Marcelo Figueras
Me pareció brillante el artículo de Andrés Neuman en la última edición de Babelia, titulado Querido personaje. Allí Neuman alerta contra los riesgos que supone esta ‘literatura del yo’ o ‘autoficción’ que está tan de moda y que en su gran mayoría es producto -esto no es cosa de Neuman, sino mía- de una enorme pereza intelectual disfrazada de tesis literaria.
Neuman no critica la utilización de la primera persona, el yo manifiesto del texto. No hay nada de malo en este tipo de narraciones. (Yo apelé a ese recurso para la novela Kamchatka, dicho sea de paso.) Este ‘yo’ que se hace cargo del cuento no tiene por qué ser necesariamente solipsista, prisionero de sí mismo, esclavo de una mirada del universo tan estrecha como mirilla de puerta a la que se le han echado mil llaves.

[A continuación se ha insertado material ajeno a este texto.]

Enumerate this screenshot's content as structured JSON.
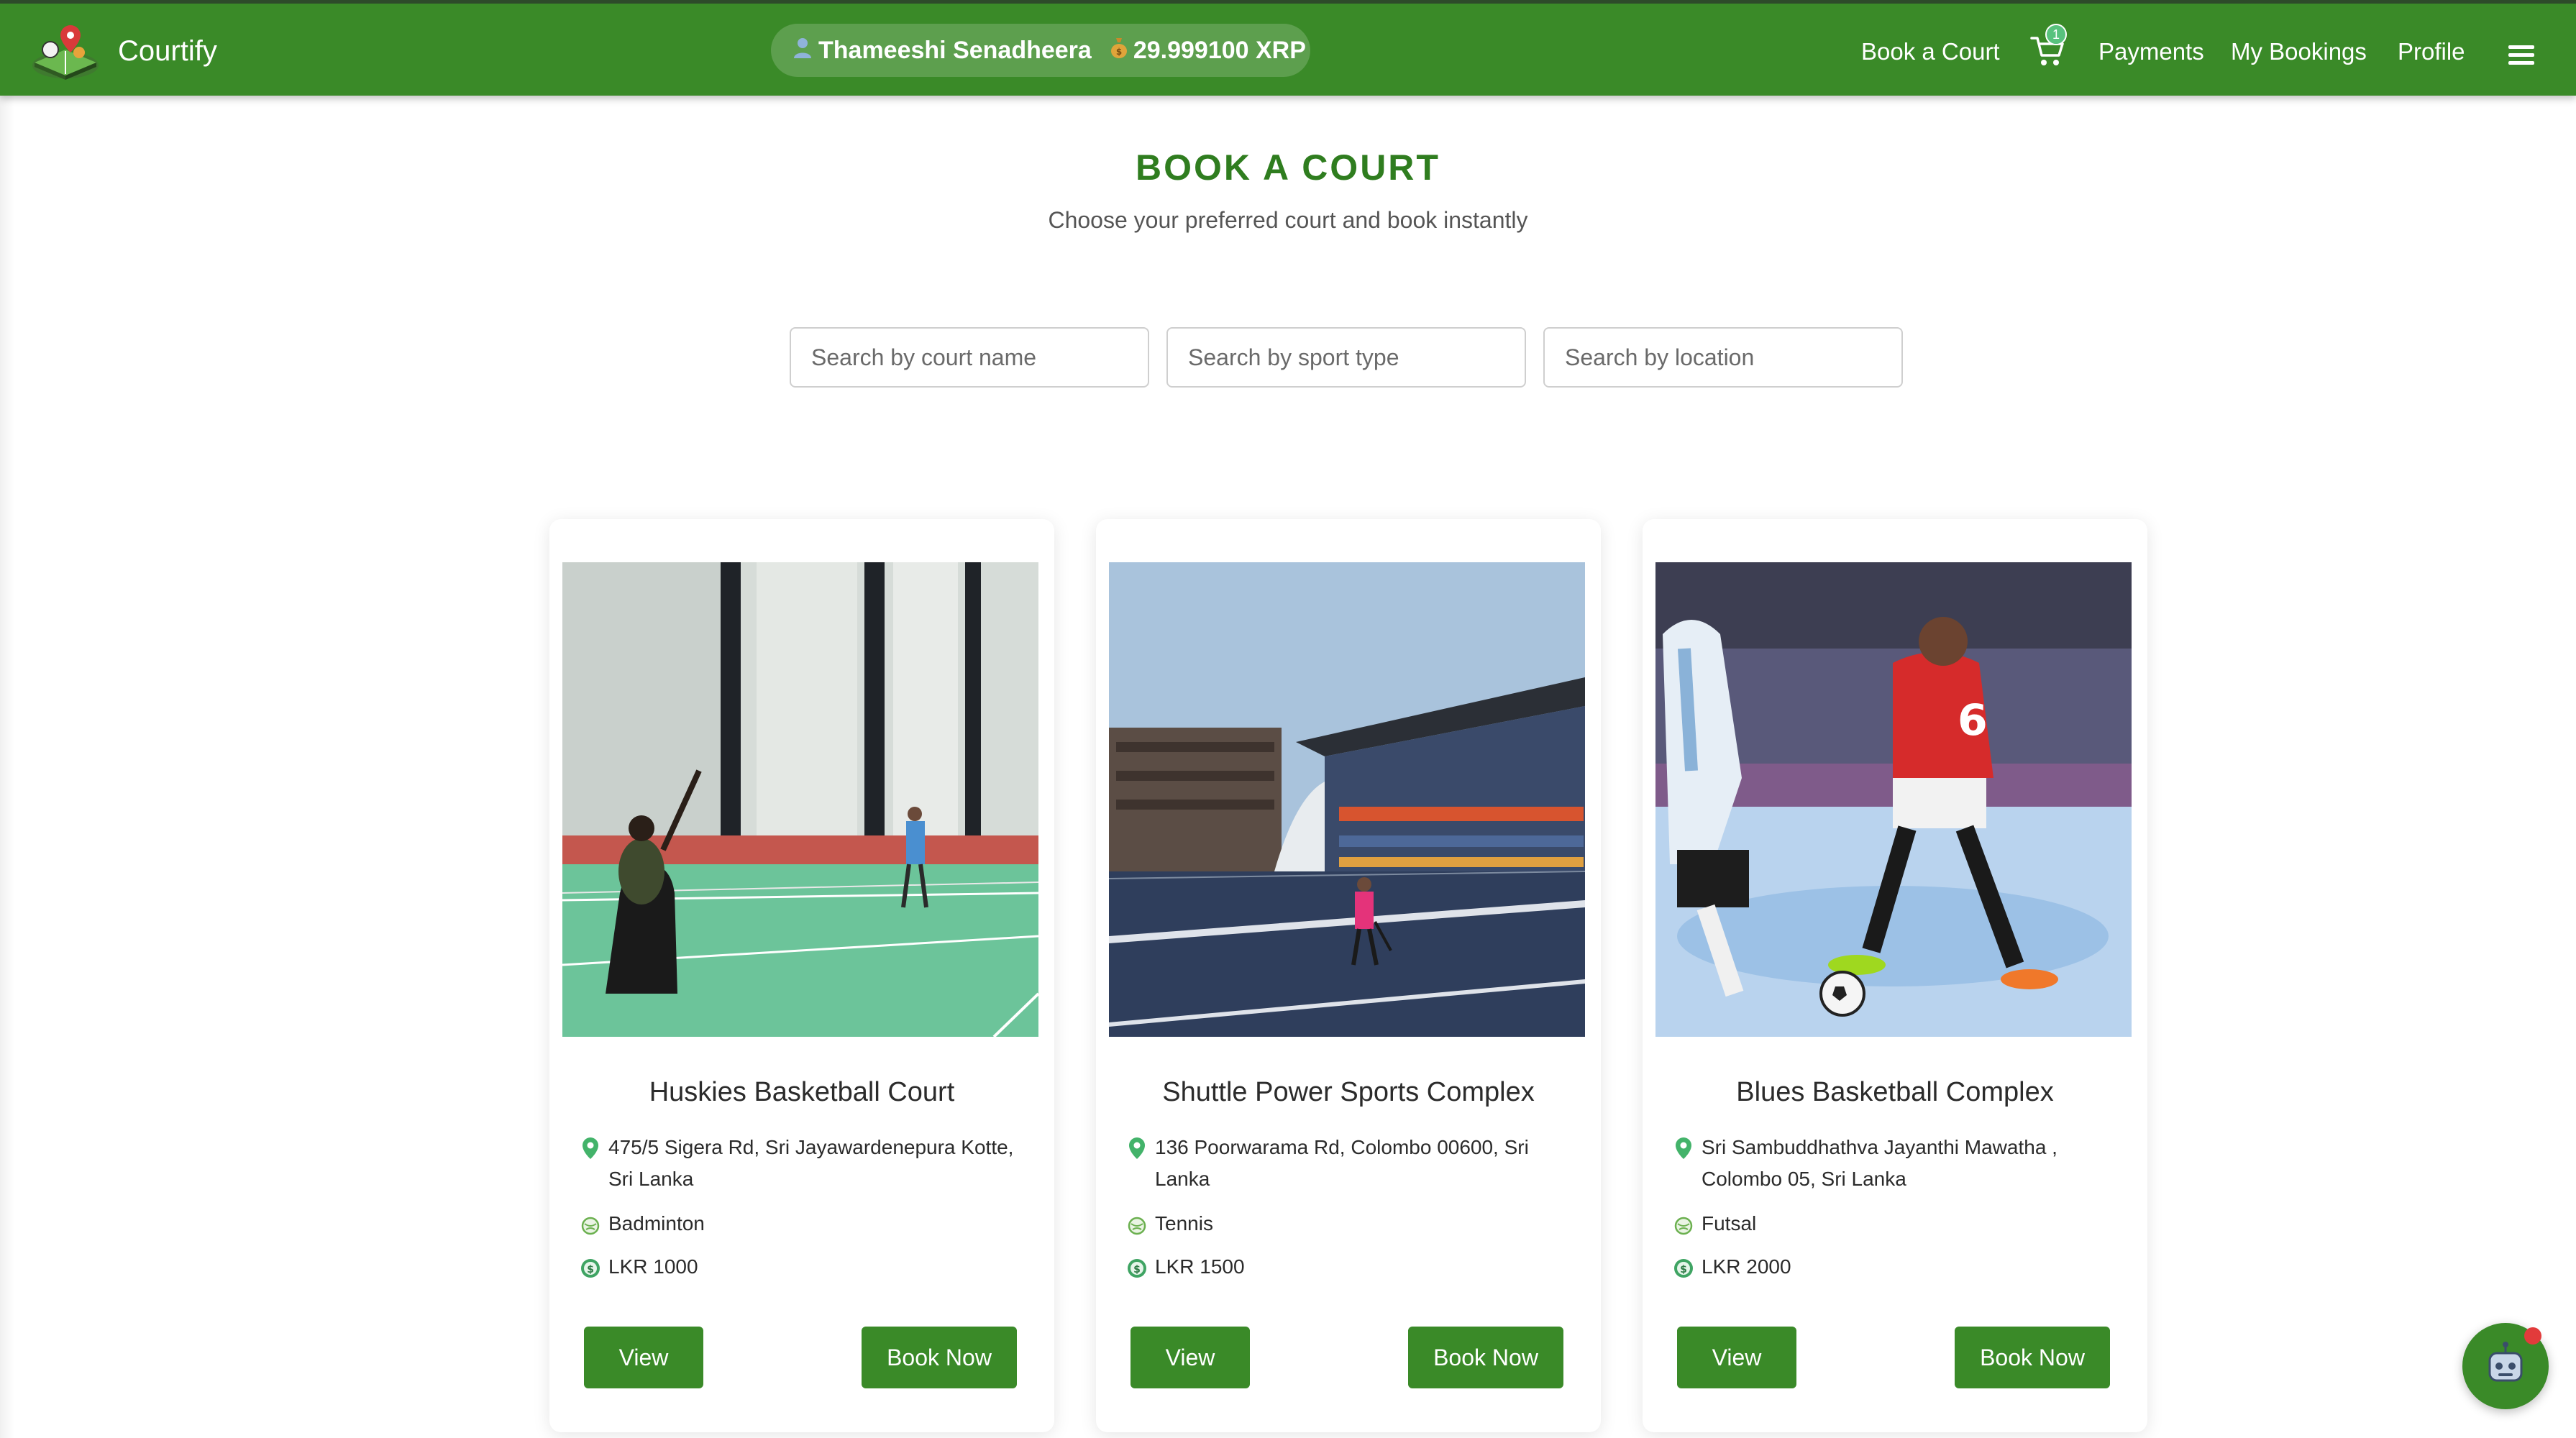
{
  "navbar": {
    "brand": "Courtify",
    "user_name": "Thameeshi Senadheera",
    "balance": "29.999100 XRP",
    "links": {
      "book_court": "Book a Court",
      "payments": "Payments",
      "my_bookings": "My Bookings",
      "profile": "Profile"
    },
    "cart_count": "1"
  },
  "header": {
    "title": "BOOK A COURT",
    "subtitle": "Choose your preferred court and book instantly"
  },
  "search": {
    "court_name_placeholder": "Search by court name",
    "sport_type_placeholder": "Search by sport type",
    "location_placeholder": "Search by location"
  },
  "courts": [
    {
      "name": "Huskies Basketball Court",
      "address": "475/5 Sigera Rd, Sri Jayawardenepura Kotte, Sri Lanka",
      "sport": "Badminton",
      "price": "LKR 1000",
      "view_label": "View",
      "book_label": "Book Now"
    },
    {
      "name": "Shuttle Power Sports Complex",
      "address": "136 Poorwarama Rd, Colombo 00600, Sri Lanka",
      "sport": "Tennis",
      "price": "LKR 1500",
      "view_label": "View",
      "book_label": "Book Now"
    },
    {
      "name": "Blues Basketball Complex",
      "address": "Sri Sambuddhathva Jayanthi Mawatha , Colombo 05, Sri Lanka",
      "sport": "Futsal",
      "price": "LKR 2000",
      "view_label": "View",
      "book_label": "Book Now"
    }
  ],
  "colors": {
    "primary": "#3a8a28",
    "title": "#2f7d1f",
    "navbar_border": "#2d4a2a"
  },
  "icons": {
    "user": "user-icon",
    "money": "money-bag-icon",
    "cart": "cart-icon",
    "menu": "hamburger-icon",
    "location": "location-pin-icon",
    "sport": "sport-ball-icon",
    "price": "price-coin-icon",
    "chat": "chatbot-icon"
  }
}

"Nada más tiránico que la voz de algunas novelas donde el yo abarca el cien por cien del mundo y ese mundo resulta hermético, restringido", escribió Neuman. "Hay primeras personas tan monolíticas como una tercera persona anticuada, porque fijan la realidad desde una perspectiva uniformadora y carecen de la distancia suficiente para alcanzar la sinceridad respecto a sus propios conflictos".
El problema existe cuando ese ‘yo’ que escribe, emplee la persona gramatical que emplee, renuncia a la imaginación para reemplazarla por un monólogo (perdón por la cacofonía) monocorde que pretende pasar por recreación de la experiencia, o de la infinita subjetividad de la percepción. "El tránsito del (siglo) XIX al XXI, más que por el salto de la unidad al fragmento, parece marcado por el paso de la literatura gótica a la egótica", dice Neuman.

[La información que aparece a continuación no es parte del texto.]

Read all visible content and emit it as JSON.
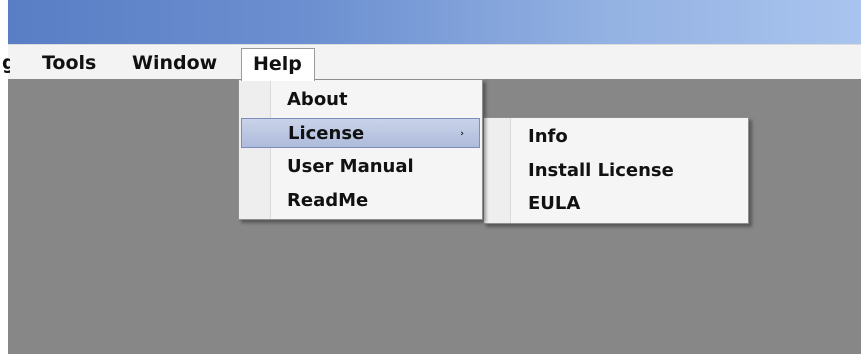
{
  "menubar": {
    "partial_item": "g",
    "tools": "Tools",
    "window": "Window",
    "help": "Help"
  },
  "help_menu": {
    "items": [
      "About",
      "License",
      "User Manual",
      "ReadMe"
    ],
    "highlighted": "License",
    "submenu_arrow": "›"
  },
  "license_submenu": {
    "items": [
      "Info",
      "Install License",
      "EULA"
    ]
  },
  "colors": {
    "titlebar_start": "#5a7ec4",
    "titlebar_end": "#a9c4ee",
    "workspace": "#878787",
    "highlight": "#b9c6e2"
  },
  "icons": {
    "submenu_arrow": "chevron-right-icon"
  }
}
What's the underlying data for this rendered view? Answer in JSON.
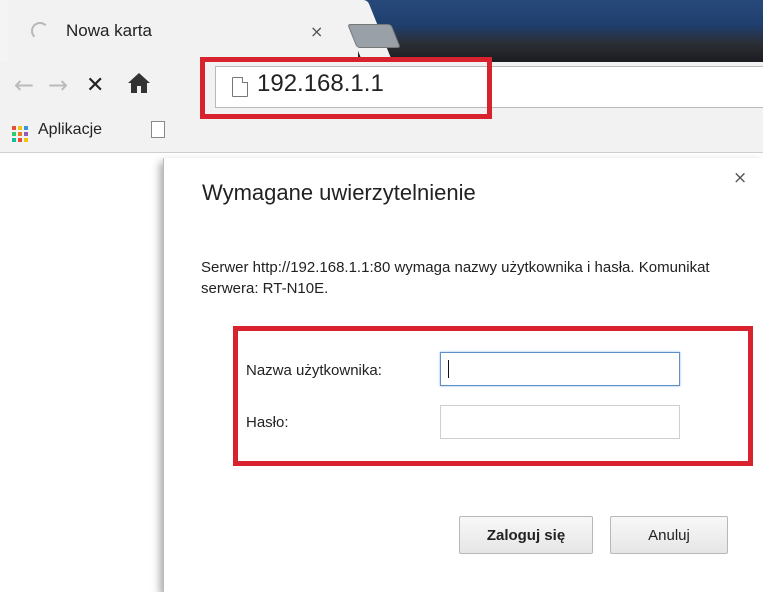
{
  "browser": {
    "tab": {
      "title": "Nowa karta",
      "close": "×"
    },
    "address": {
      "url": "192.168.1.1"
    },
    "bookmarks": {
      "apps_label": "Aplikacje"
    }
  },
  "dialog": {
    "title": "Wymagane uwierzytelnienie",
    "close": "×",
    "message": "Serwer http://192.168.1.1:80 wymaga nazwy użytkownika i hasła. Komunikat serwera: RT-N10E.",
    "username_label": "Nazwa użytkownika:",
    "username_value": "",
    "password_label": "Hasło:",
    "password_value": "",
    "login_button": "Zaloguj się",
    "cancel_button": "Anuluj"
  },
  "colors": {
    "highlight": "#d8232e",
    "focus_border": "#5e8fc8"
  }
}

La divisoria de aguas no se verifica en el acto de "escribir o no sobre la propia vida, cosa que hacemos siempre de un modo u otro. La pregunta es en qué grado, con cuánta elaboración se hace", prosigue Neuman. Y a la hora de reflexionar sobre la vida que le ha tocado en suerte, de reinventarla, de reelaborarla, el escritor dispone de un recurso riquísimo -o mejor aún, virtualmente inagotable, del que resultaría irresponsable prescindir: la creación de (otros) personajes. ¿O no lamentan ustedes tanto como yo la escasez de personajes maravillosos que es tan manifiesta en la literatura de hoy?
"Un buen personaje tiene la exactitud de un espejo (él es yo), la transparencia de un cristal (él es ellos), la ductilidad de un títere (él es cualquiera), la improvisación de un poema (yo no sé quién es él)", nos recuerda Neuman. Esta posibilidad de calzarnos otras pieles, mirar a través de prismas insólitos y hacernos cargo de experiencias ajenas es uno de los más grandes valores comparativos de la literatura, en el puro terreno de la posibilidades que abre el Arte. Al mismo tiempo opera como fuente inagotable de conocimiento para el escritor, que acorta su camino hacia esa Consciencia Total de la que hablaba Martin Amis en relación a Augie March / Saul Bellow: cuantos más personajes hemos ‘sido’ en profundidad, más rica será nuestra perspectiva del fenómeno humano. Y finalmente –last but not least- es preciso considerar el aspecto lúdico de la creación literaria, esto es la invitación a crear y experimentar e imaginar que figura de modo tácito en la página blanca que nos enfrenta en el amanecer de cada relato. Pudiendo ser Quijote o James Bond o Peter Pan o un axolotl o alguien de sexo opuesto o un gigante o un cronopio, ¿dónde está la maldita gracia de seguir siendo tan sólo uno mismo?